Edward Snowden e a sua mensagem de Natal alternativa - ou a coragem de um jovem que luta pela liberdade e a quem todos os países livres fecham as portas. [... Porque será? ... Será porque todos fazem parte da tenebrosa teia...? Se até Portugal é um escritório regional, uma célula da CIA e da NASA...]


Depois de nos dois posts abaixo ter mostrado
  •  um trabalho graficamente fantástico de Pedro Miguel Cruz que mostra um curioso ecossistema, revelando a forma como alguns ácaros ou moscas borboleteiam entre o poder governativo e alguns grupos empresariais
 e de, a seguir, ter dado nota de
  • como a imprensa espanhola vê o Portugal arruinado de hoje às mãos das políticas de austeridade, 

aqui, agora, faço questão de deixar registo de um vídeo que já tem alguns dias e que mereceu ampla divulgação: a Mensagem de Natal alternativa de Edward Snowden (alternativa, por piada, à mensagem da Rainha Isabel).


Devo dizer - e já aqui o disse muitas vezes - que a questão da privacidade e da liberdade me são caras.
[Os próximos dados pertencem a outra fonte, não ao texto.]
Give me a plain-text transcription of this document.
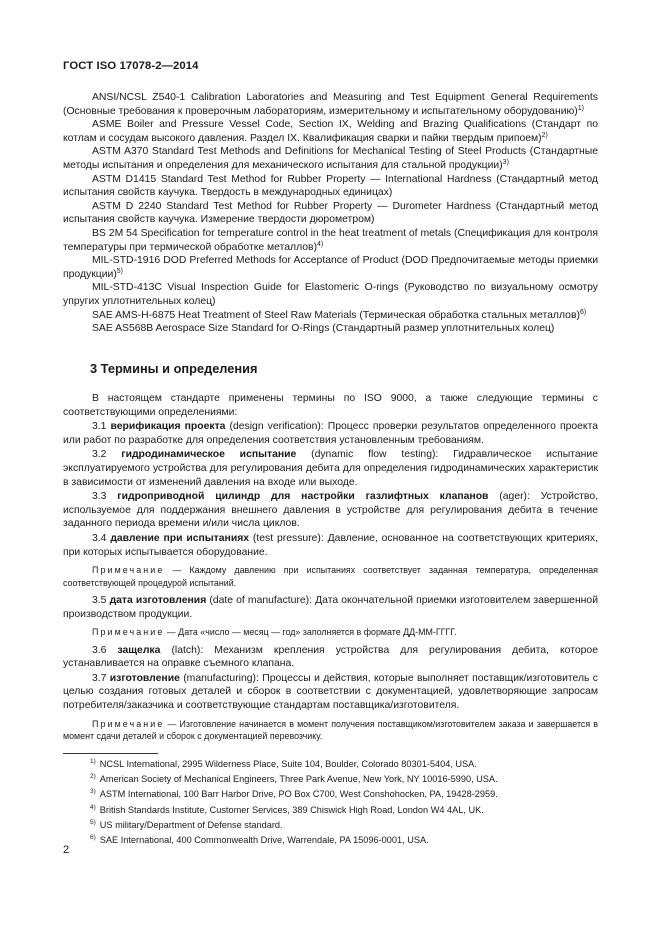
ГОСТ ISO 17078-2—2014

ANSI/NCSL Z540-1 Calibration Laboratories and Measuring and Test Equipment General Requirements (Основные требования к проверочным лабораториям, измерительному и испытательному оборудованию)$^{1)}$

ASME Boiler and Pressure Vessel Code, Section IX, Welding and Brazing Qualifications (Стандарт по котлам и сосудам высокого давления. Раздел IX. Квалификация сварки и пайки твердым припоем)$^{2)}$

ASTM A370 Standard Test Methods and Definitions for Mechanical Testing of Steel Products (Стандартные методы испытания и определения для механического испытания для стальной продукции)$^{3)}$

ASTM D1415 Standard Test Method for Rubber Property — International Hardness (Стандартный метод испытания свойств каучука. Твердость в международных единицах)

ASTM D 2240 Standard Test Method for Rubber Property — Durometer Hardness (Стандартный метод испытания свойств каучука. Измерение твердости дюрометром)

BS 2M 54 Specification for temperature control in the heat treatment of metals (Спецификация для контроля температуры при термической обработке металлов)$^{4)}$

MIL-STD-1916 DOD Preferred Methods for Acceptance of Product (DOD Предпочитаемые методы приемки продукции)$^{5)}$

MIL-STD-413C Visual Inspection Guide for Elastomeric O-rings (Руководство по визуальному осмотру упругих уплотнительных колец)

SAE AMS-H-6875 Heat Treatment of Steel Raw Materials (Термическая обработка стальных металлов)$^{6)}$

SAE AS568B Aerospace Size Standard for O-Rings (Стандартный размер уплотнительных колец)

3 Термины и определения

В настоящем стандарте применены термины по ISO 9000, а также следующие термины с соответствующими определениями:

3.1 верификация проекта (design verification): Процесс проверки результатов определенного проекта или работ по разработке для определения соответствия установленным требованиям.

3.2 гидродинамическое испытание (dynamic flow testing): Гидравлическое испытание эксплуатируемого устройства для регулирования дебита для определения гидродинамических характеристик в зависимости от изменений давления на входе или выходе.

3.3 гидроприводной цилиндр для настройки газлифтных клапанов (ager): Устройство, используемое для поддержания внешнего давления в устройстве для регулирования дебита в течение заданного периода времени и/или числа циклов.

3.4 давление при испытаниях (test pressure): Давление, основанное на соответствующих критериях, при которых испытывается оборудование.

Примечание — Каждому давлению при испытаниях соответствует заданная температура, определенная соответствующей процедурой испытаний.

3.5 дата изготовления (date of manufacture): Дата окончательной приемки изготовителем завершенной производством продукции.

Примечание — Дата «число — месяц — год» заполняется в формате ДД-ММ-ГГГГ.

3.6 защелка (latch): Механизм крепления устройства для регулирования дебита, которое устанавливается на оправке съемного клапана.

3.7 изготовление (manufacturing): Процессы и действия, которые выполняет поставщик/изготовитель с целью создания готовых деталей и сборок в соответствии с документацией, удовлетворяющие запросам потребителя/заказчика и соответствующие стандартам поставщика/изготовителя.

Примечание — Изготовление начинается в момент получения поставщиком/изготовителем заказа и завершается в момент сдачи деталей и сборок с документацией перевозчику.

$^{1)}$ NCSL International, 2995 Wilderness Place, Suite 104, Boulder, Colorado 80301-5404, USA.
$^{2)}$ American Society of Mechanical Engineers, Three Park Avenue, New York, NY 10016-5990, USA.
$^{3)}$ ASTM International, 100 Barr Harbor Drive, PO Box C700, West Conshohocken, PA, 19428-2959.
$^{4)}$ British Standards Institute, Customer Services, 389 Chiswick High Road, London W4 4AL, UK.
$^{5)}$ US military/Department of Defense standard.
$^{6)}$ SAE International, 400 Commonwealth Drive, Warrendale, PA 15096-0001, USA.
2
Defendo e defenderei sempre o direito inalienável a elas por parte de todos os cidadãos de bem.

Que alguém - por decisão unílateral, não sancionada, prepotente - ouse violar a correspondência, as conversações, a simples troca de mensagens dos cidadãos anónimos ou de políticos ou de governantes parece-me coisa de uma estultice indesculpável. É o tipo de coisa que me revolve as entranhas e que acho que deveria merecer uma repulsa incondicional por parte de toda a sociedade .
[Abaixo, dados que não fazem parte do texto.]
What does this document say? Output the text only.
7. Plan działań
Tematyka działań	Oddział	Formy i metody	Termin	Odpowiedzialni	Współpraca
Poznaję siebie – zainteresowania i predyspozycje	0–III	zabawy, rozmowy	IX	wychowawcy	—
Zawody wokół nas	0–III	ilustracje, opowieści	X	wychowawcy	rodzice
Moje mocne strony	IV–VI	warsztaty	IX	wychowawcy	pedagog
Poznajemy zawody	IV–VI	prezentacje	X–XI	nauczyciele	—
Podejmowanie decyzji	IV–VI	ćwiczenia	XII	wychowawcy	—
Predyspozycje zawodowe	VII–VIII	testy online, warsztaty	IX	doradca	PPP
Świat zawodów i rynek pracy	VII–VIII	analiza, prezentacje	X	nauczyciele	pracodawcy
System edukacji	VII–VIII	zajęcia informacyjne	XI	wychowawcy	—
Há valores e princípios dos quais ninguém deveria abrir mão. Nunca - mesmo que se atravessem tempos de guerra como os que vivemos (guerra do sector financeiro desregulado, ganacioson e vil, a todas as camadas desprotegidas da população).

Saber que as agências de informação americanas se deram ao desfrute de espiar toda a gente, de todas as formas possíveis e imaginárias, à margem da legalidade e do escrutínio, e que contaram com a conivência de todas as grandes casas de software, hardware, consultores de informação e sei lá mais quem (Google, Microsoft, Facebook, Skype, Booz Allen, etc), é algo sobre o qual todas as sociedades livres de todo o mundo deveriam exigir consequências.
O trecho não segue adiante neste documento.